During the rezoning of the East Village, many supporters of the plan expressed their disagreement with me, often caustically. Mary only once confronted me on it.
She didn't defend her view, she didn't attack mine. She didn't mention the rezoning at all. Taking a step back, turning to me, she tossed her head up, staring right at me as if accusing, "I know what you're doing" she said. I braced for the worst. "You're standing for what you believe," and, as if she were ordering me around, "you're going to fight, you're going to fight for your principles. That's what you're doing."
We all already knew the issues. We all already knew our differences. We all already knew where we stood, and we all already knew why. What else was there to say?
Those were the best and smartest words anyone ever said to me during the rezoning of the East Village.

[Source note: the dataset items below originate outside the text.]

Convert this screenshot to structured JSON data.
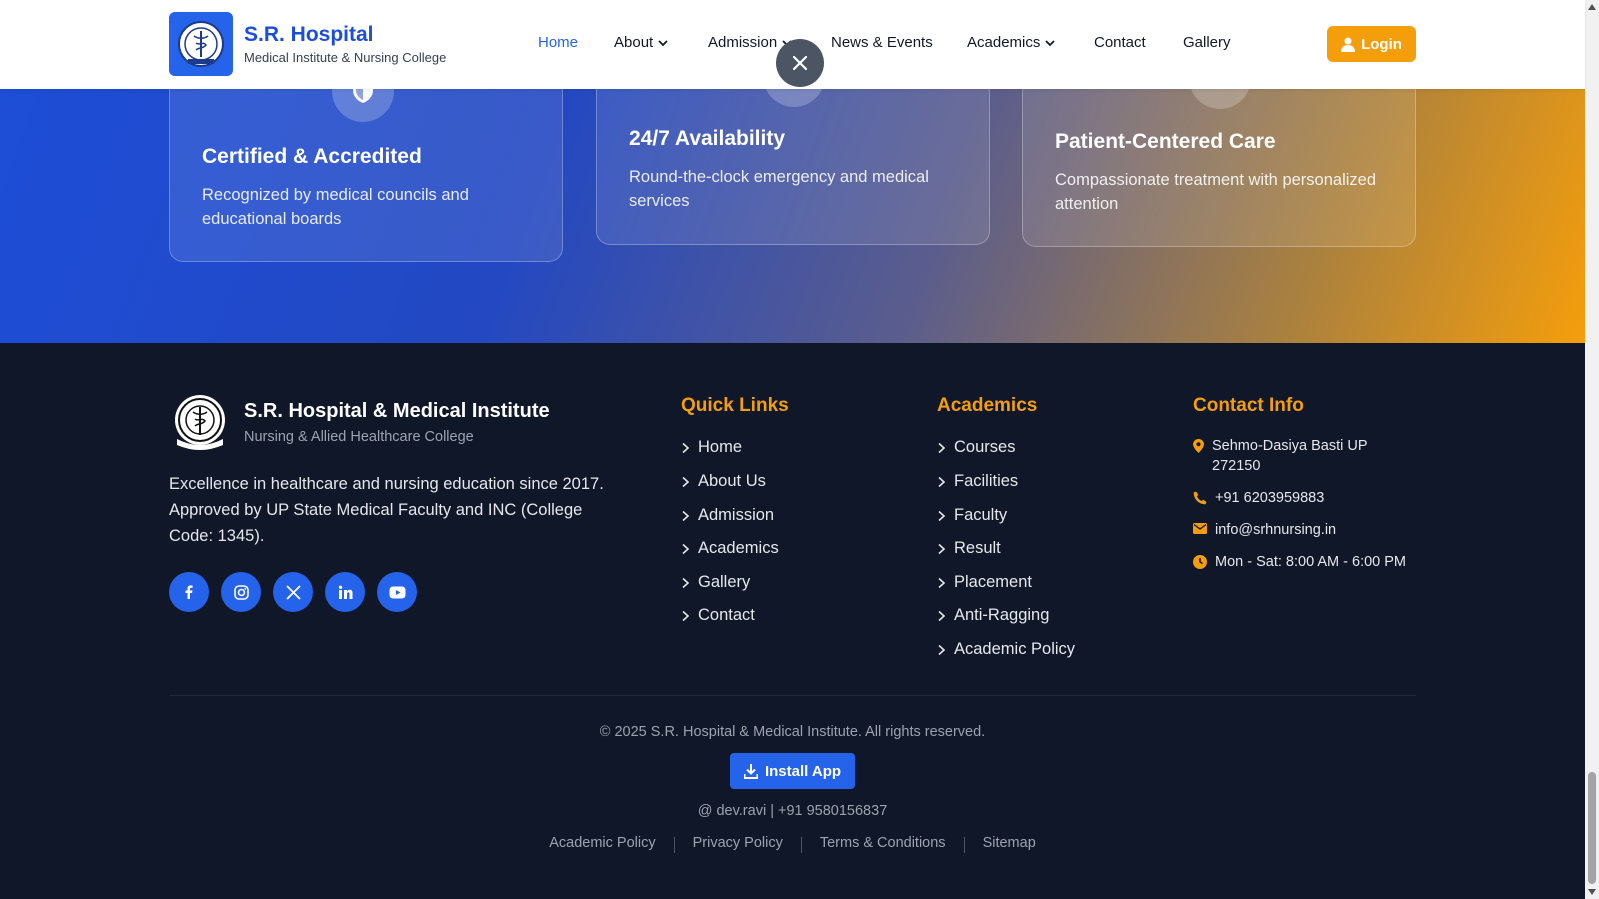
{
  "header": {
    "brand_title": "S.R. Hospital",
    "brand_subtitle": "Medical Institute & Nursing College",
    "nav": [
      {
        "label": "Home",
        "active": true,
        "dropdown": false
      },
      {
        "label": "About",
        "active": false,
        "dropdown": true
      },
      {
        "label": "Admission",
        "active": false,
        "dropdown": true
      },
      {
        "label": "News & Events",
        "active": false,
        "dropdown": false
      },
      {
        "label": "Academics",
        "active": false,
        "dropdown": true
      },
      {
        "label": "Contact",
        "active": false,
        "dropdown": false
      },
      {
        "label": "Gallery",
        "active": false,
        "dropdown": false
      }
    ],
    "login_label": "Login"
  },
  "features": [
    {
      "title": "Certified & Accredited",
      "description": "Recognized by medical councils and educational boards",
      "icon": "shield-icon"
    },
    {
      "title": "24/7 Availability",
      "description": "Round-the-clock emergency and medical services",
      "icon": "clock-icon"
    },
    {
      "title": "Patient-Centered Care",
      "description": "Compassionate treatment with personalized attention",
      "icon": "care-icon"
    }
  ],
  "footer": {
    "brand_title": "S.R. Hospital & Medical Institute",
    "brand_subtitle": "Nursing & Allied Healthcare College",
    "description": "Excellence in healthcare and nursing education since 2017. Approved by UP State Medical Faculty and INC (College Code: 1345).",
    "social": [
      "facebook-icon",
      "instagram-icon",
      "x-icon",
      "linkedin-icon",
      "youtube-icon"
    ],
    "quick_links": {
      "heading": "Quick Links",
      "items": [
        "Home",
        "About Us",
        "Admission",
        "Academics",
        "Gallery",
        "Contact"
      ]
    },
    "academics": {
      "heading": "Academics",
      "items": [
        "Courses",
        "Facilities",
        "Faculty",
        "Result",
        "Placement",
        "Anti-Ragging",
        "Academic Policy"
      ]
    },
    "contact": {
      "heading": "Contact Info",
      "address_line1": "Sehmo-Dasiya Basti UP",
      "address_line2": "272150",
      "phone": "+91 6203959883",
      "email": "info@srhnursing.in",
      "hours": "Mon - Sat: 8:00 AM - 6:00 PM"
    },
    "copyright": "© 2025 S.R. Hospital & Medical Institute. All rights reserved.",
    "install_label": "Install App",
    "developer": "@ dev.ravi | +91 9580156837",
    "bottom_links": [
      "Academic Policy",
      "Privacy Policy",
      "Terms & Conditions",
      "Sitemap"
    ]
  },
  "colors": {
    "primary": "#2563eb",
    "accent": "#f59e0b",
    "footer_bg": "#0f1729"
  }
}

After the rezoning was implemented, I went to the Community Board in support of a social service building that Mary was planning on my block. I was the only local person who spoke. A few weeks later, she told me that that support was useful at the Borough President's review. She was immensely happy about it, and I was gratified to have played some part, however small. So she invited me to her annual award ceremony. And that's how I got to see a bit of what she had created. It was kind of wonderful -- especially the educational awards, encouraging young adults to succeed in college -- what Mary accomplished.
At the memorial, held at the Great Hall of Cooper Union, with a good few hundred in attendance, it was clear that she inspired many with the same sentiments as mine: I respected her, I admired her, I liked her a lot, and I will miss her.